Leaderless In-Place BFT Consensus
Recently, I came across two papers: Hotstuff , a byzantine fault tolerant (BFT) consensus protocol, and RMWPaxos , an in-place consensus protocol. This blog post is a thought experiment on: how to combine Hotstuff and RMWPaxos to create a leaderless BFT in-place consensus protocol. For this, I will briefly revisit both protocols, discuss how they can be combined, followed by a short discussion.
Hotstuff is a BFT consensus protocol (used by Facebook’s cryptocurrency LibraBFT) under the partial synchrony system model. The distinguishing properties of Hotstuff are:
- Linear message complexity: The total size of messages communicated during leader view change and value proposal are linear to the number of replicas O(n).
- Optimistic responsiveness: A leader must only wait for the first n-f responses to create a proposal that will make progress (leader does not wait for a timeout).
No previous protocol has simultaneous achieved both properties. Notably, Practical Byzantine Fault Tolerance (PBFT)  has quadratic O(n^2) proposal complexity, and cubic O(n^3) view change message complexity, and Tendermint  has quadratic O(n^2) message complexity and uses timeouts (not responsive).
There are two core ideas that produce these properties:
- Threshold signatures: Threshold signatures are used instead of non-threshold signatures. This allows the message size of signatures to be reduced from n to 1, as n partial signatures can be combined into 1 signature, reducing the message complexity by factor n. A quorum certificate (QC) is a cryptographic threshold proof that at least 2f+1 replicas have signed for a value.

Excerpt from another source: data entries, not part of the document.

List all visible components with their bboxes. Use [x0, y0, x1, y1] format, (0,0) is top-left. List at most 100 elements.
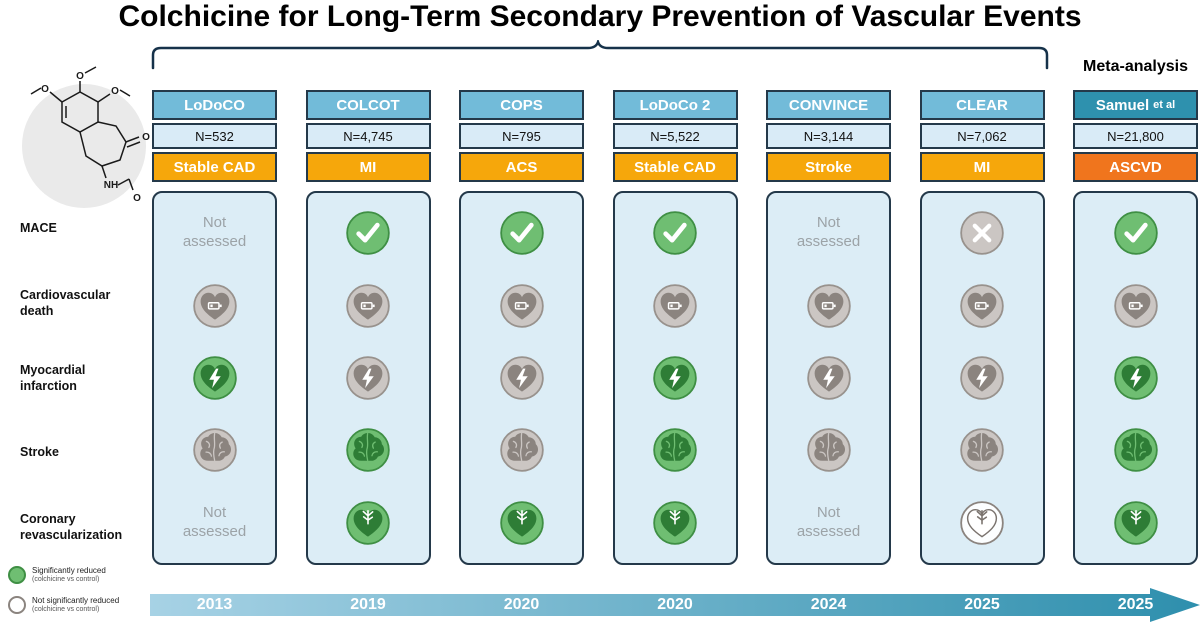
trial-sample-size: N=5,522: [612, 123, 738, 149]
legend-label: Not significantly reduced (colchicine vs …: [32, 596, 119, 614]
timeline-year-colcot: 2019: [350, 596, 386, 613]
trial-population: ASCVD: [1073, 152, 1198, 182]
trial-name-header: CONVINCE: [766, 90, 891, 120]
trial-name-suffix: et al: [1153, 99, 1176, 111]
trial-name-text: LoDoCo 2: [639, 96, 711, 114]
coronary-revascularization-heart-vessel-icon: [461, 487, 582, 559]
trial-sample-size: N=532: [152, 123, 277, 149]
trial-name-text: CONVINCE: [788, 96, 869, 114]
stroke-brain-icon: [922, 414, 1043, 486]
svg-text:O: O: [76, 71, 84, 82]
trial-sample-size: N=7,062: [919, 123, 1045, 149]
trial-population: Stable CAD: [152, 152, 277, 182]
trial-results-panel: [459, 191, 584, 565]
not-assessed-text: Not assessed: [182, 214, 247, 251]
myocardial-infarction-heart-bolt-icon: [308, 342, 429, 414]
row-label-cardiovascular-death: Cardiovascular death: [20, 288, 111, 318]
trial-name-header: CLEAR: [919, 90, 1045, 120]
svg-text:NH: NH: [104, 180, 118, 191]
trial-name-header: LoDoCo 2: [612, 90, 738, 120]
trial-population: MI: [305, 152, 431, 182]
trial-results-panel: [919, 191, 1045, 565]
stroke-brain-icon: [461, 414, 582, 486]
timeline-year-lodoco-2: 2020: [657, 596, 693, 613]
stroke-brain-icon: [1075, 414, 1196, 486]
row-label-myocardial-infarction: Myocardial infarction: [20, 363, 86, 393]
stroke-brain-icon: [768, 414, 889, 486]
legend-swatch-white: [8, 596, 26, 614]
trial-name-text: CLEAR: [956, 96, 1008, 114]
coronary-revascularization-heart-vessel-icon: [308, 487, 429, 559]
trial-name-text: LoDoCO: [184, 96, 245, 114]
cardiovascular-death-heart-battery-icon: [461, 269, 582, 341]
mace-check-icon: [615, 197, 736, 269]
myocardial-infarction-heart-bolt-icon: [154, 342, 275, 414]
trial-name-header: LoDoCO: [152, 90, 277, 120]
trial-sample-size: N=21,800: [1073, 123, 1198, 149]
trial-name-header: COPS: [459, 90, 584, 120]
timeline-arrow: 2013 2019 2020 2020 2024 2025 2025: [150, 588, 1200, 622]
cardiovascular-death-heart-battery-icon: [154, 269, 275, 341]
legend-item-white: Not significantly reduced (colchicine vs …: [8, 596, 119, 614]
trial-column-convince: CONVINCE N=3,144 Stroke Not assessed Not ass…: [766, 90, 891, 565]
timeline-year-cops: 2020: [503, 596, 540, 613]
trial-population: Stable CAD: [612, 152, 738, 182]
timeline-arrow-shape: [150, 588, 1200, 622]
cardiovascular-death-heart-battery-icon: [768, 269, 889, 341]
trial-column-clear: CLEAR N=7,062 MI: [919, 90, 1045, 565]
mace-not-assessed: Not assessed: [768, 197, 889, 269]
row-label-stroke: Stroke: [20, 445, 59, 459]
trial-population: ACS: [459, 152, 584, 182]
myocardial-infarction-heart-bolt-icon: [922, 342, 1043, 414]
legend-label-line2: (colchicine vs control): [32, 605, 100, 613]
trial-results-panel: Not assessed Not assessed: [766, 191, 891, 565]
trial-name-header: COLCOT: [305, 90, 431, 120]
stroke-brain-icon: [308, 414, 429, 486]
coronary-revascularization-heart-vessel-icon: [1075, 487, 1196, 559]
cardiovascular-death-heart-battery-icon: [308, 269, 429, 341]
myocardial-infarction-heart-bolt-icon: [615, 342, 736, 414]
svg-text:O: O: [142, 132, 150, 143]
coronary-revascularization-heart-vessel-icon: [615, 487, 736, 559]
timeline-year-convince: 2024: [810, 596, 847, 613]
legend-label: Significantly reduced (colchicine vs cont…: [32, 566, 106, 584]
not-assessed-text: Not assessed: [796, 504, 861, 540]
trial-name-header: Samuel et al: [1073, 90, 1198, 120]
trial-column-samuel: Samuel et al N=21,800 ASCVD: [1073, 90, 1198, 565]
meta-analysis-label: Meta-analysis: [1083, 58, 1188, 75]
trial-results-panel: [1073, 191, 1198, 565]
stroke-brain-icon: [154, 414, 275, 486]
trial-column-colcot: COLCOT N=4,745 MI: [305, 90, 431, 565]
myocardial-infarction-heart-bolt-icon: [1075, 342, 1196, 414]
timeline-year-clear: 2025: [964, 596, 1000, 613]
legend-label-line1: Not significantly reduced: [32, 596, 120, 605]
trial-name-text: Samuel: [1095, 96, 1150, 114]
legend-item-green: Significantly reduced (colchicine vs cont…: [8, 566, 106, 584]
myocardial-infarction-heart-bolt-icon: [768, 342, 889, 414]
svg-text:O: O: [111, 86, 119, 97]
coronary-revascularization-not-assessed: Not assessed: [154, 487, 275, 559]
trial-column-lodoco: LoDoCO N=532 Stable CAD Not assessed Not ass…: [152, 90, 277, 565]
trial-population: MI: [919, 152, 1045, 182]
trial-results-panel: [305, 191, 431, 565]
cardiovascular-death-heart-battery-icon: [615, 269, 736, 341]
row-label-coronary-revascularization: Coronary revascularization: [20, 512, 123, 542]
legend-label-line1: Significantly reduced: [32, 566, 106, 575]
stroke-brain-icon: [615, 414, 736, 486]
timeline-year-lodoco: 2013: [196, 596, 233, 613]
cardiovascular-death-heart-battery-icon: [922, 269, 1043, 341]
trial-column-lodoco-2: LoDoCo 2 N=5,522 Stable CAD: [612, 90, 738, 565]
mace-check-icon: [308, 197, 429, 269]
myocardial-infarction-heart-bolt-icon: [461, 342, 582, 414]
trial-name-text: COPS: [500, 96, 543, 114]
trial-sample-size: N=3,144: [766, 123, 891, 149]
colchicine-structure-icon: O O O O NH O: [22, 66, 150, 208]
trials-group-bracket: [151, 40, 1049, 70]
trial-column-cops: COPS N=795 ACS: [459, 90, 584, 565]
trial-results-panel: [612, 191, 738, 565]
mace-not-assessed: Not assessed: [154, 197, 275, 269]
svg-text:O: O: [133, 193, 141, 204]
trial-results-panel: Not assessed Not assessed: [152, 191, 277, 565]
coronary-revascularization-heart-vessel-icon: [922, 487, 1043, 559]
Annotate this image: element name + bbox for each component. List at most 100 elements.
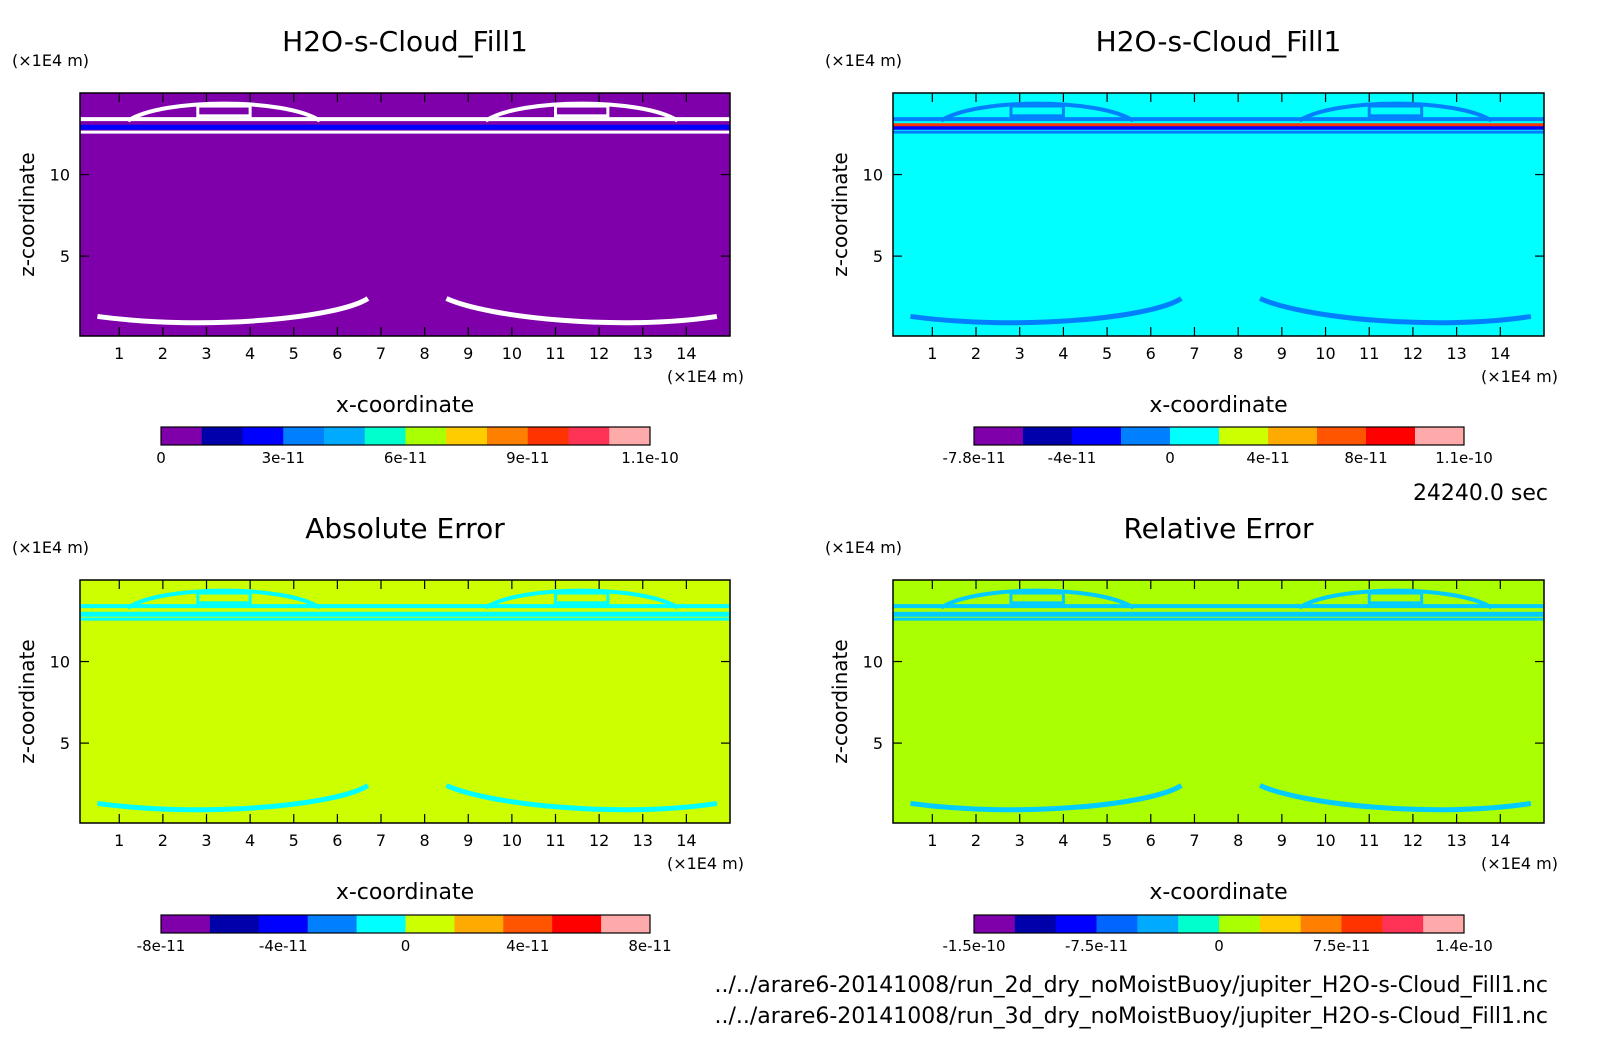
x-tick-label: 14: [676, 831, 696, 850]
plot-frame: [892, 92, 1545, 337]
x-tick-label: 1: [114, 344, 124, 363]
x-tick-label: 1: [927, 831, 937, 850]
colorbar-swatch: [1072, 427, 1122, 445]
colorbar-swatch: [568, 427, 610, 445]
colorbar-swatch: [601, 915, 651, 933]
x-tick-label: 13: [633, 344, 653, 363]
colorbar-swatch: [405, 915, 455, 933]
x-tick-label: 12: [1403, 831, 1423, 850]
x-axis-label: x-coordinate: [1149, 880, 1287, 905]
x-tick-label: 1: [114, 831, 124, 850]
colorbar-swatch: [1219, 427, 1269, 445]
plot-frame: [79, 92, 731, 337]
colorbar-swatch: [503, 915, 553, 933]
colorbar-swatch: [1121, 427, 1171, 445]
colorbar-label: 1.1e-10: [621, 449, 679, 467]
contour-box: [1009, 104, 1065, 118]
colorbar-swatch: [1415, 427, 1465, 445]
colorbar-swatch: [1259, 915, 1302, 933]
chart-panel-2: H2O-s-Cloud_Fill1(×1E4 m)1 2 3 4 5 6 7 8 9 10 11 12…: [825, 25, 1558, 467]
x-axis-label: x-coordinate: [1149, 393, 1287, 418]
colorbar-label: 7.5e-11: [1313, 937, 1371, 955]
contour-hump: [126, 588, 322, 610]
colorbar-swatch: [974, 915, 1016, 933]
x-axis-label: x-coordinate: [336, 880, 474, 905]
x-tick-label: 3: [1015, 831, 1025, 850]
x-tick-label: 8: [1233, 344, 1243, 363]
colorbar-label: 1.1e-10: [1435, 449, 1493, 467]
colorbar-swatch: [242, 427, 284, 445]
x-tick-label: 12: [589, 831, 609, 850]
contour-box: [554, 591, 610, 605]
y-tick-label: 5: [60, 247, 70, 266]
colorbar-swatch: [1170, 427, 1220, 445]
x-tick-label: 5: [289, 831, 299, 850]
x-tick-label: 6: [332, 831, 342, 850]
x-tick-label: 8: [420, 344, 430, 363]
x-tick-label: 11: [1359, 831, 1379, 850]
contour-hump: [1298, 588, 1493, 610]
colorbar-swatch: [1055, 915, 1097, 933]
x-tick-label: 6: [1146, 344, 1156, 363]
contour-arc-left: [910, 296, 1183, 326]
y-axis-label: z-coordinate: [828, 152, 852, 276]
colorbar-swatch: [1317, 427, 1367, 445]
x-tick-label: 5: [289, 344, 299, 363]
colorbar-label: -4e-11: [259, 937, 308, 955]
x-tick-label: 6: [1146, 831, 1156, 850]
y-tick-label: 10: [50, 166, 70, 185]
x-tick-label: 4: [245, 344, 255, 363]
colorbar-swatch: [1382, 915, 1424, 933]
x-tick-label: 7: [376, 831, 386, 850]
y-axis-label: z-coordinate: [15, 152, 39, 276]
x-tick-label: 11: [545, 831, 565, 850]
x-tick-label: 6: [332, 344, 342, 363]
contour-arc-left: [97, 783, 370, 813]
colorbar-swatch: [161, 915, 211, 933]
colorbar-label: 0: [1214, 937, 1224, 955]
contour-arc-left: [97, 296, 370, 326]
colorbar-label: -8e-11: [137, 937, 186, 955]
contour-arc-left: [910, 783, 1183, 813]
y-tick-label: 10: [50, 653, 70, 672]
contour-hump: [939, 101, 1135, 123]
x-tick-label: 9: [463, 831, 473, 850]
x-tick-label: 11: [545, 344, 565, 363]
y-tick-label: 5: [873, 247, 883, 266]
contour-box: [196, 591, 252, 605]
x-tick-label: 14: [1490, 344, 1510, 363]
x-tick-label: 8: [420, 831, 430, 850]
x-tick-label: 2: [971, 831, 981, 850]
x-tick-label: 13: [1446, 344, 1466, 363]
colorbar-swatch: [324, 427, 366, 445]
colorbar-label: -4e-11: [1048, 449, 1097, 467]
colorbar-swatch: [1023, 427, 1073, 445]
contour-arc-right: [1258, 783, 1532, 813]
contour-arc-right: [445, 783, 718, 813]
colorbar-label: 3e-11: [262, 449, 305, 467]
colorbar-label: -7.8e-11: [943, 449, 1006, 467]
x-tick-label: 13: [633, 831, 653, 850]
y-tick-label: 5: [873, 734, 883, 753]
x-tick-label: 7: [376, 344, 386, 363]
x-tick-label: 5: [1102, 831, 1112, 850]
x-tick-label: 14: [1490, 831, 1510, 850]
x-tick-label: 12: [589, 344, 609, 363]
x-tick-label: 11: [1359, 344, 1379, 363]
contour-box: [1009, 591, 1065, 605]
colorbar-swatch: [364, 427, 406, 445]
y-axis-label: z-coordinate: [15, 639, 39, 763]
x-unit-label: (×1E4 m): [667, 367, 744, 386]
contour-box: [554, 104, 610, 118]
colorbar-swatch: [1219, 915, 1261, 933]
x-tick-label: 7: [1189, 831, 1199, 850]
colorbar-frame: [160, 914, 651, 934]
x-tick-label: 2: [971, 344, 981, 363]
plot-frame: [79, 579, 731, 824]
colorbar-label: -7.5e-11: [1065, 937, 1128, 955]
colorbar-frame: [973, 426, 1465, 446]
colorbar-frame: [160, 426, 651, 446]
plot-frame: [892, 579, 1545, 824]
contour-hump: [939, 588, 1135, 610]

- Three phases: The consensus protocol consists of three phases instead of two phases: prepare; pre-commit; commit. In comparison, the PBFT protocol consists of two phases: prepare; commit. The pre-commit phase guarantees that f+1 honest replicas have received and saved the QC from the prepare round. If this QC is committed, it follows that it will be the highest QC the proposer receives during the next prepare round. This can be achieved with linear message complexity (whilst still ensuring progress without timeouts).
Further optimisations include pipelining. Simultaneous proposals in different stages are pipelined and grouped together. The view is changed for every prepare phase thus each proposal has its own view.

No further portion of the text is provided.